Python closures are like a camera pointed at a variable name, not at its value. When you later look at the photo (execute the function), you see whatever is in front of the camera now (the current value of the variable), not what was there when you pressed the shutter.

Rule: When creating closures or lambdas inside a loop, always force early binding by passing the loop variable as a default parameter.

The Setup

You are creating a routing table for an event dispatcher that registers several callback functions dynamically using a loop. Each callback is supposed to multiply its input by its index in the registration loop. During testing, you notice every single callback behaves identically.

What Does This Print?

Broken code
Python
callbacks = []
for i in range(3):
    callbacks.append(lambda x: x * i)

print([f(10) for f in callbacks])
Predict what the list comprehension outputs. Will it print the expected series [0, 10, 20], or will it output something else?

The Output

What actually happens
[20, 20, 20]

All three generated lambda functions output 20 because they all reference the exact same variable i from the surrounding scope. By the time the lambdas are executed in the list comprehension, the loop has completed and the value of i remains stuck at its final value: 2.

Why Python Does This

Python's closures capture variables by reference, not by value.
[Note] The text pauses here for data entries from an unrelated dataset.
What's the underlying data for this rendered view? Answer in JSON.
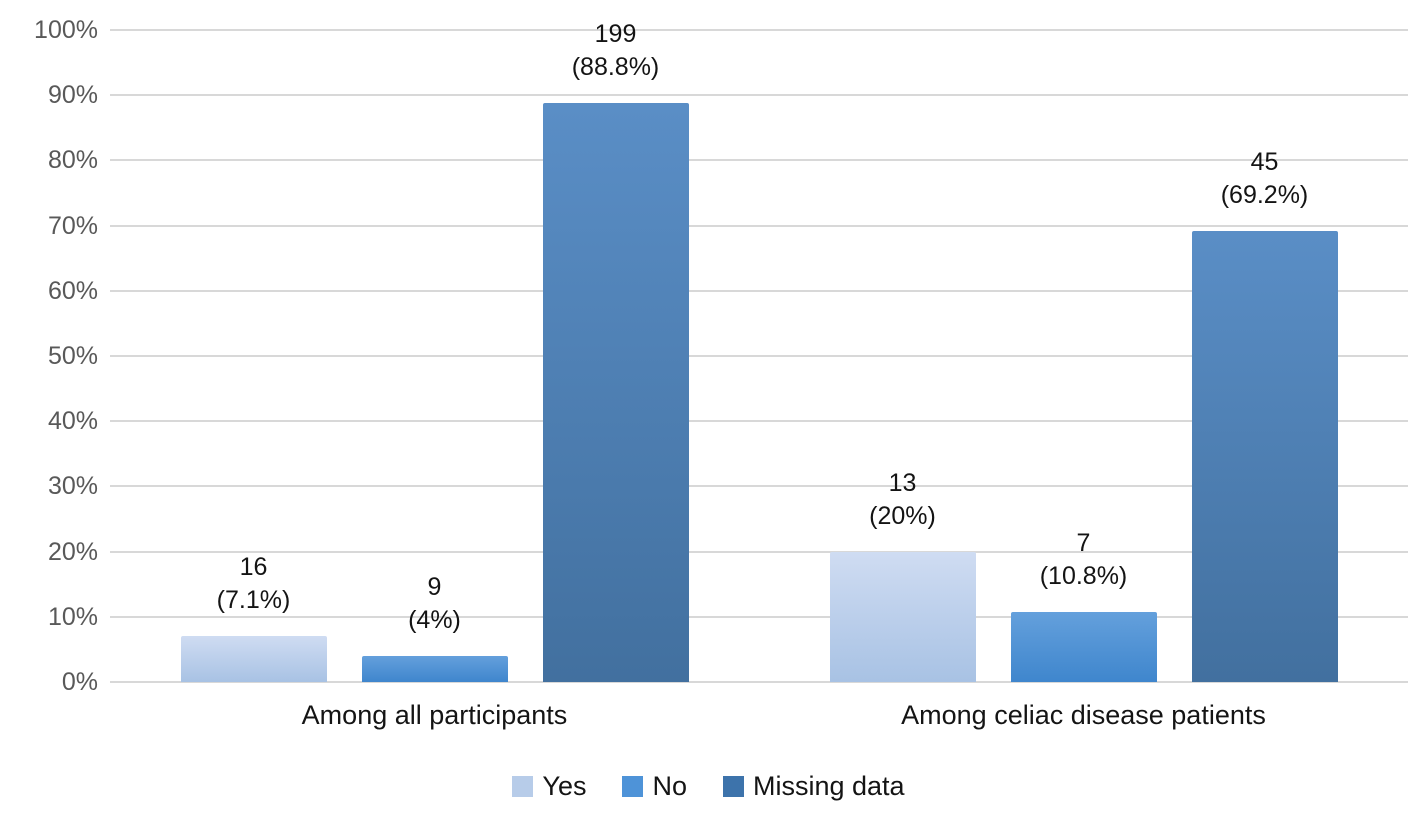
{
  "chart_data": {
    "type": "bar",
    "title": "",
    "xlabel": "",
    "ylabel": "",
    "categories": [
      "Among all participants",
      "Among celiac disease patients"
    ],
    "series": [
      {
        "name": "Yes",
        "values": [
          7.1,
          20
        ],
        "data_labels": [
          [
            "16",
            "(7.1%)"
          ],
          [
            "13",
            "(20%)"
          ]
        ],
        "colors": {
          "top": "#cfdcf2",
          "bottom": "#a8c2e4",
          "legend": "#b7cce9"
        }
      },
      {
        "name": "No",
        "values": [
          4,
          10.8
        ],
        "data_labels": [
          [
            "9",
            "(4%)"
          ],
          [
            "7",
            "(10.8%)"
          ]
        ],
        "colors": {
          "top": "#64a0dc",
          "bottom": "#3f86cd",
          "legend": "#4e93d8"
        }
      },
      {
        "name": "Missing data",
        "values": [
          88.8,
          69.2
        ],
        "data_labels": [
          [
            "199",
            "(88.8%)"
          ],
          [
            "45",
            "(69.2%)"
          ]
        ],
        "colors": {
          "top": "#5a8ec6",
          "bottom": "#42709f",
          "legend": "#3d73ab"
        }
      }
    ],
    "y_ticks": [
      "0%",
      "10%",
      "20%",
      "30%",
      "40%",
      "50%",
      "60%",
      "70%",
      "80%",
      "90%",
      "100%"
    ],
    "ylim": [
      0,
      100
    ],
    "grid": true,
    "legend_position": "bottom"
  },
  "style_colors": {
    "grid": "#d8d8d8",
    "axis_text": "#595959",
    "label_text": "#141414",
    "background": "#ffffff"
  }
}
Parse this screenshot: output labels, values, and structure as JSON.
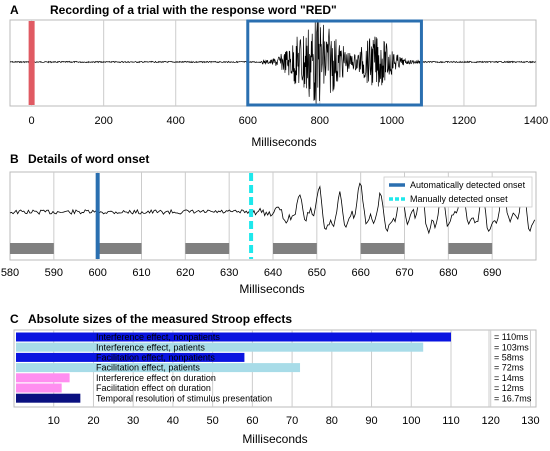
{
  "chart_data": [
    {
      "panel": "A",
      "type": "line",
      "title": "Recording of a trial with the response word \"RED\"",
      "xlabel": "Milliseconds",
      "xlim": [
        -60,
        1400
      ],
      "xticks": [
        0,
        200,
        400,
        600,
        800,
        1000,
        1200,
        1400
      ],
      "grid": true,
      "markers": [
        {
          "kind": "stimulus-onset",
          "x": 0,
          "color": "#e05a63"
        },
        {
          "kind": "response-box",
          "x_start": 600,
          "x_end": 1082,
          "color": "#2a6fb0"
        }
      ],
      "waveform": {
        "color": "#000000",
        "burst_start": 640,
        "burst_end": 1080
      }
    },
    {
      "panel": "B",
      "type": "line",
      "title": "Details of word onset",
      "xlabel": "Milliseconds",
      "xlim": [
        580,
        700
      ],
      "xticks": [
        580,
        590,
        600,
        610,
        620,
        630,
        640,
        650,
        660,
        670,
        680,
        690
      ],
      "grid": true,
      "series": [
        {
          "name": "Automatically detected onset",
          "x": 600,
          "color": "#2a6fb0",
          "style": "solid"
        },
        {
          "name": "Manually detected onset",
          "x": 635,
          "color": "#1ee8ec",
          "style": "dashed"
        }
      ],
      "legend_position": "top-right",
      "bar_strip": [
        [
          580,
          590
        ],
        [
          600,
          610
        ],
        [
          620,
          630
        ],
        [
          640,
          650
        ],
        [
          660,
          670
        ],
        [
          680,
          690
        ]
      ]
    },
    {
      "panel": "C",
      "type": "bar",
      "orientation": "horizontal",
      "title": "Absolute sizes of the measured Stroop effects",
      "xlabel": "Milliseconds",
      "xlim": [
        0,
        130
      ],
      "xticks": [
        10,
        20,
        30,
        40,
        50,
        60,
        70,
        80,
        90,
        100,
        110,
        120,
        130
      ],
      "grid": true,
      "bars": [
        {
          "label": "Interference effect, nonpatients",
          "value": 110,
          "display": "= 110ms",
          "color": "#0a14e0",
          "text_color": "#ffffff"
        },
        {
          "label": "Interference effect, patients",
          "value": 103,
          "display": "= 103ms",
          "color": "#a8dce8",
          "text_color": "#000000"
        },
        {
          "label": "Facilitation effect, nonpatients",
          "value": 58,
          "display": "= 58ms",
          "color": "#0a14e0",
          "text_color": "#ffffff"
        },
        {
          "label": "Facilitation effect, patients",
          "value": 72,
          "display": "= 72ms",
          "color": "#a8dce8",
          "text_color": "#000000"
        },
        {
          "label": "Interference effect on duration",
          "value": 14,
          "display": "= 14ms",
          "color": "#ff8ef0",
          "text_color": "#000000"
        },
        {
          "label": "Facilitation effect on duration",
          "value": 12,
          "display": "= 12ms",
          "color": "#ff8ef0",
          "text_color": "#000000"
        },
        {
          "label": "Temporal resolution of stimulus presentation",
          "value": 16.7,
          "display": "= 16.7ms",
          "color": "#0a1080",
          "text_color": "#000000"
        }
      ]
    }
  ]
}
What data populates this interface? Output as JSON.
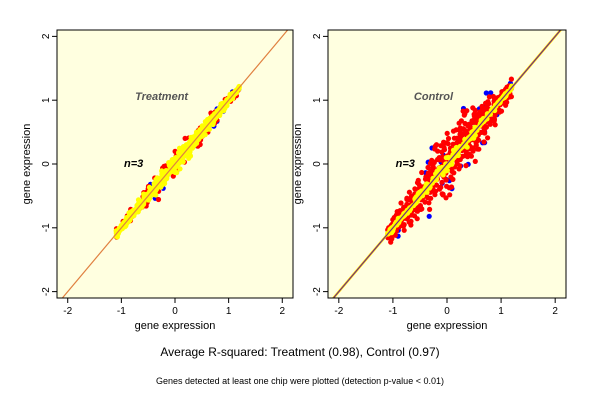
{
  "figure": {
    "caption": "Average R-squared: Treatment (0.98), Control (0.97)",
    "footnote": "Genes detected at least one chip were plotted (detection p-value < 0.01)"
  },
  "colors": {
    "blue": "#0000ff",
    "red": "#ff0000",
    "yellow": "#ffff00",
    "treatment_line": "#e08040",
    "control_line": "#5a189a",
    "control_line2": "#ffdd00",
    "panel_bg": "#ffffe0"
  },
  "chart_data": [
    {
      "type": "scatter",
      "title": "Treatment",
      "annotation": "n=3",
      "xlabel": "gene expression",
      "ylabel": "gene expression",
      "xlim": [
        -2.2,
        2.2
      ],
      "ylim": [
        -2.1,
        2.1
      ],
      "xticks": [
        "-2",
        "-1",
        "0",
        "1",
        "2"
      ],
      "yticks": [
        "-2",
        "-1",
        "0",
        "1",
        "2"
      ],
      "diagonal": {
        "from": [
          -2.2,
          -2.2
        ],
        "to": [
          2.2,
          2.2
        ]
      },
      "series": [
        {
          "color": "blue",
          "spread": 0.16,
          "count": 20
        },
        {
          "color": "red",
          "spread": 0.13,
          "count": 110
        },
        {
          "color": "yellow",
          "spread": 0.07,
          "count": 600
        }
      ],
      "x_range": [
        -1.1,
        1.2
      ]
    },
    {
      "type": "scatter",
      "title": "Control",
      "annotation": "n=3",
      "xlabel": "gene expression",
      "ylabel": "gene expression",
      "xlim": [
        -2.2,
        2.2
      ],
      "ylim": [
        -2.1,
        2.1
      ],
      "xticks": [
        "-2",
        "-1",
        "0",
        "1",
        "2"
      ],
      "yticks": [
        "-2",
        "-1",
        "0",
        "1",
        "2"
      ],
      "diagonal": {
        "from": [
          -2.2,
          -2.2
        ],
        "to": [
          2.2,
          2.2
        ]
      },
      "series": [
        {
          "color": "blue",
          "spread": 0.32,
          "count": 60
        },
        {
          "color": "red",
          "spread": 0.26,
          "count": 550
        },
        {
          "color": "yellow",
          "spread": 0.05,
          "count": 250
        }
      ],
      "x_range": [
        -1.1,
        1.2
      ]
    }
  ]
}
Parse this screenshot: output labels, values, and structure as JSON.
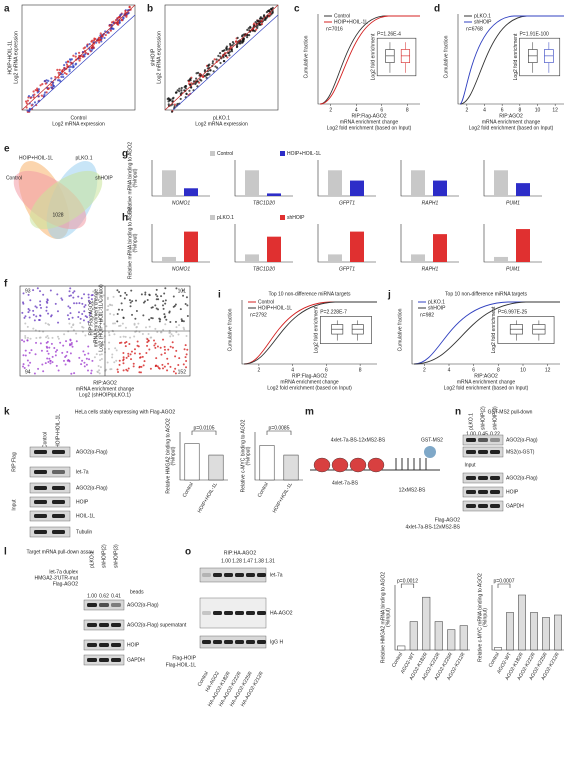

When the compiler encounters the lambda, it notes that i is a free variable belonging to the outer scope (following the LEGB rule). It compiles the bytecode to look up i dynamically in the enclosing namespace using LOAD_DEREF when the function is eventually called. Because the loop modifies i in-place within the same frame, all lambdas look up the exact same cell object, which contains the final value 2 by the time execution begins.

The Fix

Corrected pattern
Python
callbacks = []
for i in range(3):
    # Bind the current value of i as a default argument, which is evaluated at definition time
    callbacks.append(lambda x, bound_i=i: x * bound_i)

print([f(10) for f in callbacks])

By passing the loop variable as a default argument to the lambda, its value is immediately bound to the function's scope at the time of definition (early binding). This creates a distinct copy of the variable's value for each lambda, preventing them from all referencing the same final variable.

How This Fails in Real Systems

A microservices health-check scheduler registered dynamic TCP polling tasks inside a loop. Due to late-binding closures, every single background task pinged only the very last host in the configuration file. The company remained unaware that 9 out of 10 microservices were down for over 4 hours because the dashboard reported the last healthy service repeatedly.

Key Takeaway

When creating closures or lambdas inside a loop, always force early binding by passing the loop variable as a default parameter.
Common mistake: Developers creating functions (especially lambdas) inside loops expect the loop variable's value at the time of function creation to be captured, not its final value.